History is a lie … just ask the NFL

Two things give me reason today to ponder the line of thinking which holds that history is a construct formed by the winners — an agreed-upon narrative that keeps up from asking too many pesky questions. First, tonight is the moment when the historical Ralph Lamb is superseded, perhaps forever, by his fictional avatar, played by Dennis Quaid. The actual Lamb hassled mobsters, went easy on drunk drivers and made Las Vegas Metro into the omnipotent (and trigger-happy) entity that it remains. Or so runs the consensus. As for Sixties mafiosi, they ought to be flattered that their drab, doughy, bureaucratic Vegas branch has been reincarnated in the form of Michael Chiklis, charismatic and dressed to kill. And, yes, I’ve already set my DVR to record the entire series.
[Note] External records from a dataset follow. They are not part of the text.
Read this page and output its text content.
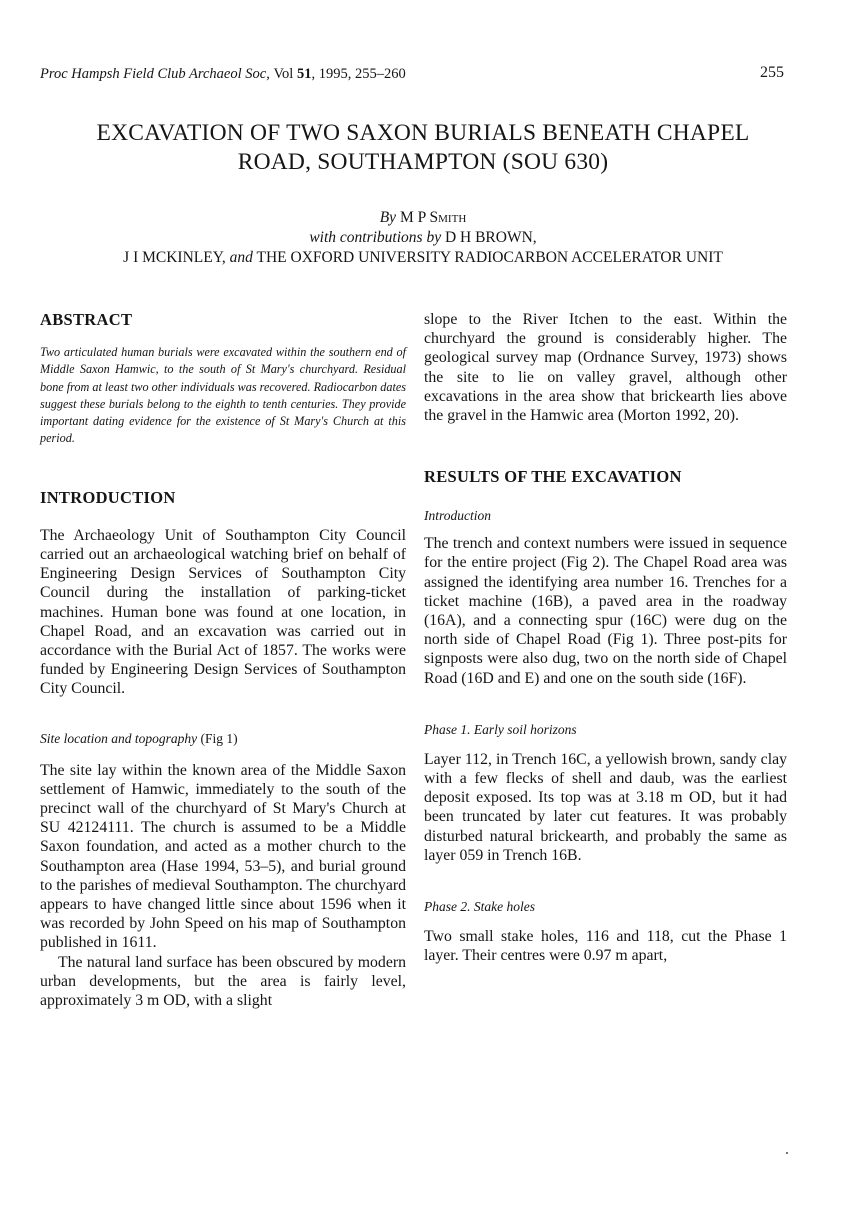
Proc Hampsh Field Club Archaeol Soc, Vol 51, 1995, 255–260	255
EXCAVATION OF TWO SAXON BURIALS BENEATH CHAPEL
ROAD, SOUTHAMPTON (SOU 630)
By M P Smith
with contributions by D H BROWN,
J I MCKINLEY, and THE OXFORD UNIVERSITY RADIOCARBON ACCELERATOR UNIT
ABSTRACT
Two articulated human burials were excavated within the southern end of Middle Saxon Hamwic, to the south of St Mary's churchyard. Residual bone from at least two other individuals was recovered. Radiocarbon dates suggest these burials belong to the eighth to tenth centuries. They provide important dating evidence for the existence of St Mary's Church at this period.
INTRODUCTION

The Archaeology Unit of Southampton City Council carried out an archaeological watching brief on behalf of Engineering Design Services of Southampton City Council during the installation of parking-ticket machines. Human bone was found at one location, in Chapel Road, and an excavation was carried out in accordance with the Burial Act of 1857. The works were funded by Engineering Design Services of Southampton City Council.

Site location and topography (Fig 1)

The site lay within the known area of the Middle Saxon settlement of Hamwic, immediately to the south of the precinct wall of the churchyard of St Mary's Church at SU 42124111. The church is assumed to be a Middle Saxon foundation, and acted as a mother church to the Southampton area (Hase 1994, 53–5), and burial ground to the parishes of medieval Southampton. The churchyard appears to have changed little since about 1596 when it was recorded by John Speed on his map of Southampton published in 1611.

The natural land surface has been obscured by modern urban developments, but the area is fairly level, approximately 3 m OD, with a slight

slope to the River Itchen to the east. Within the churchyard the ground is considerably higher. The geological survey map (Ordnance Survey, 1973) shows the site to lie on valley gravel, although other excavations in the area show that brickearth lies above the gravel in the Hamwic area (Morton 1992, 20).

RESULTS OF THE EXCAVATION
Introduction

The trench and context numbers were issued in sequence for the entire project (Fig 2). The Chapel Road area was assigned the identifying area number 16. Trenches for a ticket machine (16B), a paved area in the roadway (16A), and a connecting spur (16C) were dug on the north side of Chapel Road (Fig 1). Three post-pits for signposts were also dug, two on the north side of Chapel Road (16D and E) and one on the south side (16F).

Phase 1. Early soil horizons

Layer 112, in Trench 16C, a yellowish brown, sandy clay with a few flecks of shell and daub, was the earliest deposit exposed. Its top was at 3.18 m OD, but it had been truncated by later cut features. It was probably disturbed natural brickearth, and probably the same as layer 059 in Trench 16B.

Phase 2. Stake holes

Two small stake holes, 116 and 118, cut the Phase 1 layer. Their centres were 0.97 m apart,
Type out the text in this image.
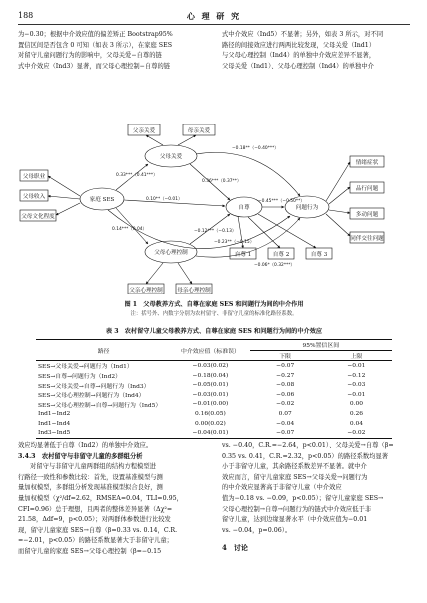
188	心 理 研 究

为−0.30；根据中介效应值的偏差矫正 Bootstrap95%

置信区间是否包含 0 可知（如表 3 所示），在家庭 SES

对留守儿童问题行为的影响中，父母关爱−自尊的链

式中介效应（Ind3）显著，而父母心理控制−自尊的链

式中介效应（Ind5）不显著；另外，如表 3 所示，对不同

路径的间接效应进行两两比较发现，父母关爱（Ind1）

与父母心理控制（Ind4）的单独中介效应差异不显著，

父母关爱（Ind1）、父母心理控制（Ind4）的单独中介

父母职业
父母收入
父母文化程度
父亲关爱	母亲关爱
父亲心理控制	母亲心理控制
自尊 1	自尊 2	自尊 3
情绪症状
品行问题
多动问题
同伴交往问题
家庭 SES
父母关爱
父母心理控制
自尊	问题行为
0.33***（0.41***）
0.14***（0.04）
0.10**（−0.01）
−0.23**（−0.15）
0.36***（0.37**）
−0.18**（−0.40***）
−0.12***（−0.13）
−0.06*（0.32***）
−0.45***（−0.50**）
图 1　父母教养方式、自尊在家庭 SES 和问题行为间的中介作用
注：括号外、内数字分别为农村留守、非留守儿童的标准化路径系数。
表 3　农村留守儿童父母教养方式、自尊在家庭 SES 和问题行为间的中介效应
路径	中介效应值（标准误）	95%置信区间	
		下限	上限
SES→父母关爱→问题行为（Ind1）	−0.03(0.02)	−0.07	−0.01
SES→自尊→问题行为（Ind2）	−0.18(0.04)	−0.27	−0.12
SES→父母关爱→自尊→问题行为（Ind3）	−0.05(0.01)	−0.08	−0.03
SES→父母心理控制→问题行为（Ind4）	−0.03(0.01)	−0.06	−0.01
SES→父母心理控制→自尊→问题行为（Ind5）	−0.01(0.00)	−0.02	0.00
Ind1−Ind2	0.16(0.05)	0.07	0.26
Ind1−Ind4	0.00(0.02)	−0.04	0.04
Ind3−Ind5	−0.04(0.01)	−0.07	−0.02

效应均显著低于自尊（Ind2）的单独中介效应。

3.4.3　农村留守与非留守儿童的多群组分析

对留守与非留守儿童两群组的结构方程模型进

行路径一致性和参数比较：首先，设置基准模型与测

量加权模型，多群组分析发现基准模型拟合良好，测

量加权模型（χ²/df=2.62，RMSEA=0.04，TLI=0.95，

CFI=0.96）总于理想，且两者的整体差异显著（Δχ²=

21.58，Δdf=9，p<0.05）；对两群体参数进行比较发

现，留守儿童家庭 SES→自尊（β=0.33 vs. 0.14，C.R.

=−2.01，p<0.05）的路径系数显著大于非留守儿童；

而留守儿童的家庭 SES→父母心理控制（β=−0.15

vs. −0.40，C.R.=−2.64，p<0.01）、父母关爱→自尊（β=

0.35 vs. 0.41，C.R.=2.32，p<0.05）的路径系数均显著

小于非留守儿童，其余路径系数差异不显著。就中介

效应而言，留守儿童家庭 SES→父母关爱→问题行为

的中介效应显著高于非留守儿童（中介效应

值为−0.18 vs. −0.09，p<0.05）；留守儿童家庭 SES→

父母心理控制→自尊→问题行为的链式中介效应低于非

留守儿童，达到边缘显著水平（中介效应值为−0.01

vs. −0.04，p=0.06）。

4　讨论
Of course, the other mendacity du jour is the awarding of “victory” in NFL games to losing teams, thanks to the league’s ass-clown scab referees. These “zebras” would be hard pressed to call a Pop Warner game and get it right, to judge by their perpetually befuddled facial expressions and highly creative interpretations of the rule book, the latter having left former coaches and players apoplectic with disbelief. Their mistakes are then ratified by the NFL, raising them to the level of fraud. You, me and everyone else with a TV set knows damn well that games are being decided not on the field of play but by a bunch of strike breakers I wouldn’t trust to monitor Detention Hall.
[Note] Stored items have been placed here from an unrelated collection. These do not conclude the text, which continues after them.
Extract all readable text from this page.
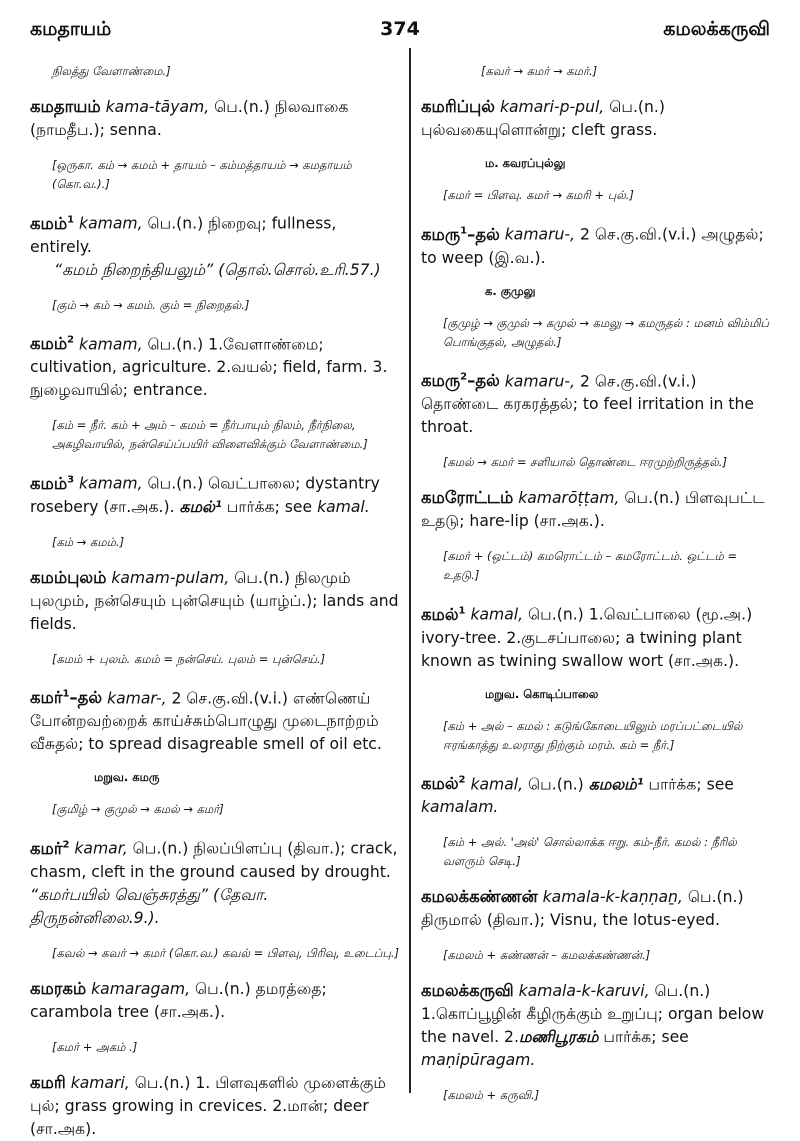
374
கமதாயம்	கமலக்கருவி
நிலத்து வேளாண்மை.]
கமதாயம் kama-tāyam, பெ.(n.) நிலவாகை (நாமதீப.); senna.
[ஒருகா. கம் → கமம் + தாயம் – கம்மத்தாயம் → கமதாயம் (கொ.வ.).]
கமம்$^1$ kamam, பெ.(n.) நிறைவு; fullness, entirely.
“கமம் நிறைந்தியலும்” (தொல்.சொல்.உரி.57.)
[கும் → கம் → கமம். கும் = நிறைதல்.]
கமம்$^2$ kamam, பெ.(n.) 1.வேளாண்மை; cultivation, agriculture. 2.வயல்; field, farm. 3. நுழைவாயில்; entrance.
[கம் = நீர். கம் + அம் – கமம் = நீர்பாயும் நிலம், நீர்நிலை, அகழிவாயில், நன்செய்ப்பயிர் விளைவிக்கும் வேளாண்மை.]
கமம்$^3$ kamam, பெ.(n.) வெட்பாலை; dystantry rosebery (சா.அக.). கமல்¹ பார்க்க; see kamal.
[கம் → கமம்.]
கமம்புலம் kamam-pulam, பெ.(n.) நிலமும் புலமும், நன்செயும் புன்செயும் (யாழ்ப்.); lands and fields.
[கமம் + புலம். கமம் = நன்செய். புலம் = புன்செய்.]
கமர்$^1$–தல் kamar-, 2 செ.கு.வி.(v.i.) எண்ணெய் போன்றவற்றைக் காய்ச்சும்பொழுது முடைநாற்றம் வீசுதல்; to spread disagreable smell of oil etc.
மறுவ. கமரு
[குமிழ் → குமுல் → கமல் → கமர்]
கமர்$^2$ kamar, பெ.(n.) நிலப்பிளப்பு (திவா.); crack, chasm, cleft in the ground caused by drought.
“கமர்பயில் வெஞ்சுரத்து” (தேவா. திருநன்னிலை.9.).
[கவல் → கவர் → கமர் (கொ.வ.) கவல் = பிளவு, பிரிவு, உடைப்பு.]
கமரகம் kamaragam, பெ.(n.) தமரத்தை; carambola tree (சா.அக.).
[கமர் + அகம் .]
கமரி kamari, பெ.(n.) 1. பிளவுகளில் முளைக்கும் புல்; grass growing in crevices. 2.மான்; deer (சா.அக).
[கவர் → கமர் → கமர்.]
கமரிப்புல் kamari-p-pul, பெ.(n.) புல்வகையுளொன்று; cleft grass.
ம. கவரப்புல்லு
[கமர் = பிளவு. கமர் → கமரி + புல்.]
கமரு$^1$–தல் kamaru-, 2 செ.கு.வி.(v.i.) அழுதல்; to weep (இ.வ.).
க. குமுலு
[குமுழ் → குமுல் → கமுல் → கமலு → கமருதல் : மனம் விம்மிப் பொங்குதல், அழுதல்.]
கமரு$^2$–தல் kamaru-, 2 செ.கு.வி.(v.i.) தொண்டை கரகரத்தல்; to feel irritation in the throat.
[கமல் → கமர் = சளியால் தொண்டை ஈரமுற்றிருத்தல்.]
கமரோட்டம் kamarōṭṭam, பெ.(n.) பிளவுபட்ட உதடு; hare-lip (சா.அக.).
[கமர் + (ஒட்டம்) கமரொட்டம் – கமரோட்டம். ஒட்டம் = உதடு.]
கமல்$^1$ kamal, பெ.(n.) 1.வெட்பாலை (மூ.அ.) ivory-tree. 2.குடசப்பாலை; a twining plant known as twining swallow wort (சா.அக.).
மறுவ. கொடிப்பாலை
[கம் + அல் – கமல் : கடுங்கோடையிலும் மரப்பட்டையில் ஈரங்காத்து உலராது நிற்கும் மரம். கம் = நீர்.]
கமல்$^2$ kamal, பெ.(n.) கமலம்¹ பார்க்க; see kamalam.
[கம் + அல். 'அல்' சொல்லாக்க ஈறு. கம்-நீர். கமல் : நீரில் வளரும் செடி.]
கமலக்கண்ணன் kamala-k-kaṇṇaṉ, பெ.(n.) திருமால் (திவா.); Visnu, the lotus-eyed.
[கமலம் + கண்ணன் – கமலக்கண்ணன்.]
கமலக்கருவி kamala-k-karuvi, பெ.(n.) 1.கொப்பூழின் கீழிருக்கும் உறுப்பு; organ below the navel. 2.மணிபூரகம் பார்க்க; see maṇipūragam.
[கமலம் + கருவி.]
The league, you see, thinks this is a matter of chump change between itself and the locked-out referees (who understandably balk at having their pensions dumped into that crap shoot known as a 401k). But that won’t be the case much longer. The league is generous with information that informs point spreads and prop bets. When sports bettors in Las Vegas casinos are out $9 million just on last night’s fiasco and one betting site is refunding wagers (above) because the on-field screw up was so egregious, that’s a lot of action which could dry up overnight. Perhaps sticking it to Vegas is the real endgame of presiding NFL genius Roger Goodell’s brinkmanship. (“That’ll teach you to bet on our sacred sport!”) But, no, Occam’s Razor tells us that the league is just being cheap.

While casinos are laughing all the way to the bank after taking John Q. Customer to the cleaners last night, thanks to the buffoonery of Cirque du Goodell, this is a problem for them, too. (Congratulations to the estimated 15% of Mandalay Bay players who bet on the Seattle Seahawks.) Casino-issued point spreads lose credibility when the “refs” are stacking the deck in favor of the home team. It muddles their ability to “[encourage] balanced betting action” and parlay-card tiebreakers may have to be set in triple digits soon, at the rate we’re going. Were I sports bettor, I’d sit on my billfold and stay away from Vegas until the NFL comes to its senses … if ever.